The battle of mobile operating systems has seen a noticeable lack of disruption since Apple and Google changed the industry nearly six years ago, and no other operating system has been able to challenge the two leaders. Android claimed an overwhelming 68.4 percent share of worldwide smartphone sales in 2012, according to Strategy Analytics, while Apple accounted for 19.4 percent. “Other” — a category that includes BlackBerry OS, Windows Phone, and the winnowing Symbian audience — shared the remaining 12.2 percent sliver of the market.
That might change beginning this year, however. Roughly half a dozen new platforms will come to market over the next 6 to 12 months, many of which look to be more sophisticated than the older OSes controlled by Apple and Google. Many of these newcomers will leverage HTML5 in several ways: Firefox OS, Tizen, and Ubuntu, for instance, can run HTML5-based apps without a browser, and some provide a higher-quality HTML5 experience through the browser. Just as importantly, these new platforms will attempt either to dilute the impact of existing apps ecosystems or to mimic the “browser as OS” effect. And some are being supported by several of the biggest companies in mobile.
This report will examine the most noteworthy of these new operating systems, Blackberry 10, Firefox, Tizen, and others. It will also document their competitive advantages and disadvantages and gauge what their chances of success — or even true disruption — might be.
Key findings and predictions from this report include:
- Several new operating systems will depend heavily on HTML5, eschewing the native apps that have fueled the growth of Android and iOS. While these launches are certain to give the web-based technology a boost, they will limit the capabilities of the new platforms.

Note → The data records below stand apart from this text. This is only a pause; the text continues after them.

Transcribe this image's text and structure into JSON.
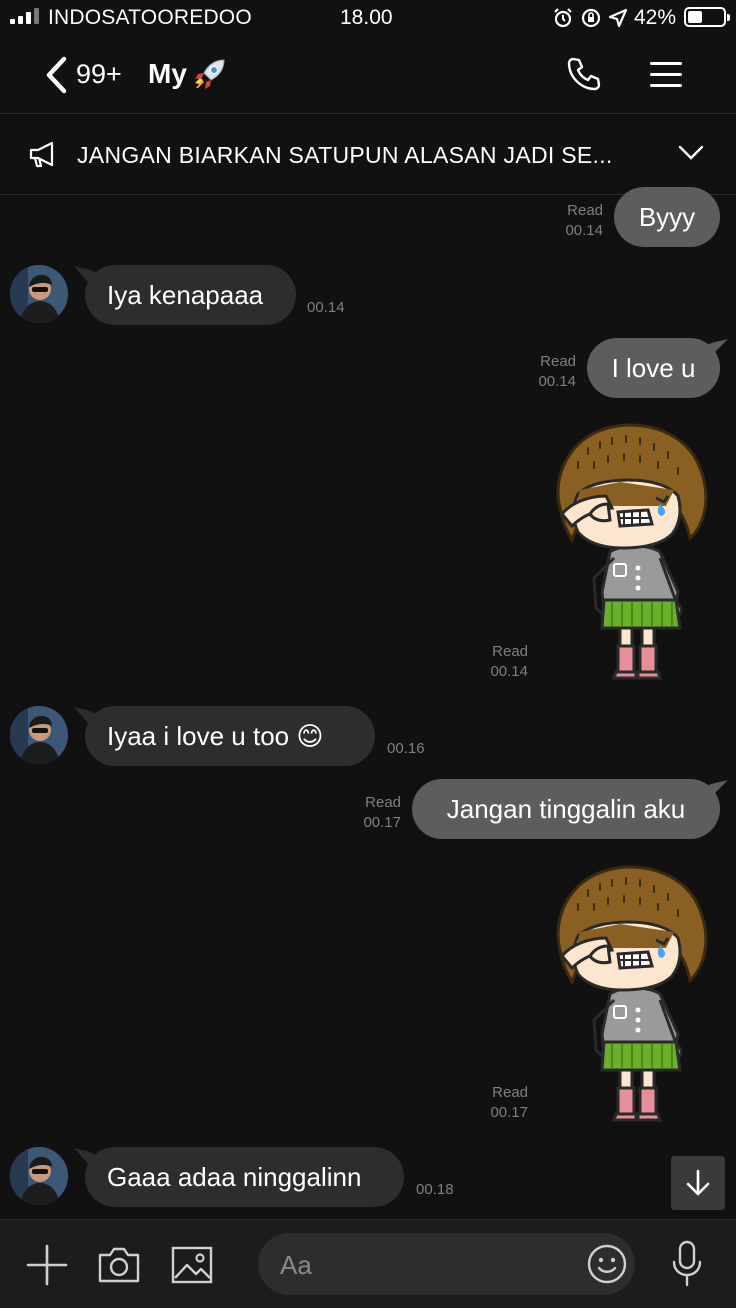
{
  "status_bar": {
    "carrier": "INDOSATOOREDOO",
    "time": "18.00",
    "battery": "42%"
  },
  "header": {
    "unread_count": "99+",
    "chat_name": "My"
  },
  "announcement": {
    "text": "JANGAN BIARKAN SATUPUN ALASAN JADI SE..."
  },
  "messages": [
    {
      "side": "out",
      "type": "text",
      "text": "Byyy",
      "read": "Read",
      "time": "00.14"
    },
    {
      "side": "in",
      "type": "text",
      "text": "Iya kenapaaa",
      "time": "00.14"
    },
    {
      "side": "out",
      "type": "text",
      "text": "I love u",
      "read": "Read",
      "time": "00.14"
    },
    {
      "side": "out",
      "type": "sticker",
      "sticker": "crying-girl-sticker",
      "read": "Read",
      "time": "00.14"
    },
    {
      "side": "in",
      "type": "text",
      "text": "Iyaa i love u too 😊",
      "time": "00.16"
    },
    {
      "side": "out",
      "type": "text",
      "text": "Jangan tinggalin aku",
      "read": "Read",
      "time": "00.17"
    },
    {
      "side": "out",
      "type": "sticker",
      "sticker": "crying-girl-sticker",
      "read": "Read",
      "time": "00.17"
    },
    {
      "side": "in",
      "type": "text",
      "text": "Gaaa adaa ninggalinn",
      "time": "00.18"
    }
  ],
  "composer": {
    "placeholder": "Aa"
  },
  "colors": {
    "background": "#111112",
    "incoming_bubble": "#2d2d2f",
    "outgoing_bubble": "#5d5d60"
  }
}
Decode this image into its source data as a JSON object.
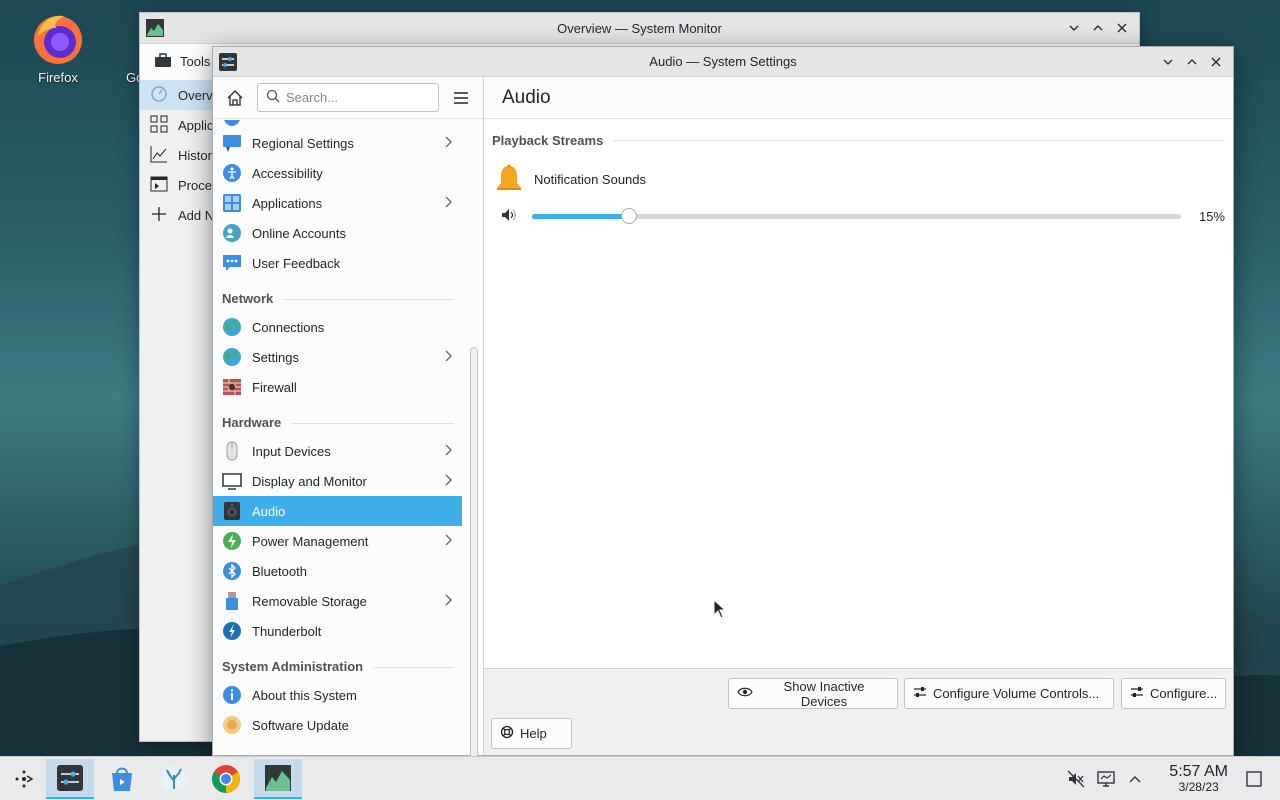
{
  "desktop": {
    "icons": [
      {
        "label": "Firefox"
      },
      {
        "label": "Go"
      }
    ]
  },
  "system_monitor": {
    "title": "Overview — System Monitor",
    "toolbar_label": "Tools",
    "sidebar": [
      {
        "label": "Overview",
        "icon": "speedometer-icon"
      },
      {
        "label": "Applications",
        "icon": "grid-icon"
      },
      {
        "label": "History",
        "icon": "chart-icon"
      },
      {
        "label": "Processes",
        "icon": "terminal-icon"
      },
      {
        "label": "Add New Page",
        "icon": "plus-icon"
      }
    ]
  },
  "settings": {
    "title": "Audio — System Settings",
    "search_placeholder": "Search...",
    "page_title": "Audio",
    "nav": {
      "top_items": [
        {
          "label": "Regional Settings",
          "has_children": true
        },
        {
          "label": "Accessibility"
        },
        {
          "label": "Applications",
          "has_children": true
        },
        {
          "label": "Online Accounts"
        },
        {
          "label": "User Feedback"
        }
      ],
      "network_header": "Network",
      "network_items": [
        {
          "label": "Connections"
        },
        {
          "label": "Settings",
          "has_children": true
        },
        {
          "label": "Firewall"
        }
      ],
      "hardware_header": "Hardware",
      "hardware_items": [
        {
          "label": "Input Devices",
          "has_children": true
        },
        {
          "label": "Display and Monitor",
          "has_children": true
        },
        {
          "label": "Audio",
          "selected": true
        },
        {
          "label": "Power Management",
          "has_children": true
        },
        {
          "label": "Bluetooth"
        },
        {
          "label": "Removable Storage",
          "has_children": true
        },
        {
          "label": "Thunderbolt"
        }
      ],
      "sysadmin_header": "System Administration",
      "sysadmin_items": [
        {
          "label": "About this System"
        },
        {
          "label": "Software Update"
        }
      ]
    },
    "audio": {
      "group_header": "Playback Streams",
      "stream_name": "Notification Sounds",
      "volume_percent": 15,
      "volume_label": "15%"
    },
    "buttons": {
      "show_inactive": "Show Inactive Devices",
      "configure_volume": "Configure Volume Controls...",
      "configure": "Configure...",
      "help": "Help"
    }
  },
  "taskbar": {
    "time": "5:57 AM",
    "date": "3/28/23"
  },
  "colors": {
    "accent": "#3daee9",
    "window_bg": "#fcfcfc",
    "titlebar": "#e3e5e7"
  }
}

- Competition in emerging markets will continue to heat up as low-priced, HTML5-based handsets fight for market share against Android, BlackBerry OS, and semi-smartphones like Nokia’s Asha line.
- BlackBerry 10 is clearly targeted at mature markets — primarily North America and Western Europe — where Android and iOS are particularly dominant. But it will also compete against Samsung’s new ecosystem of Android-based devices and services targeted at both consumers and business users.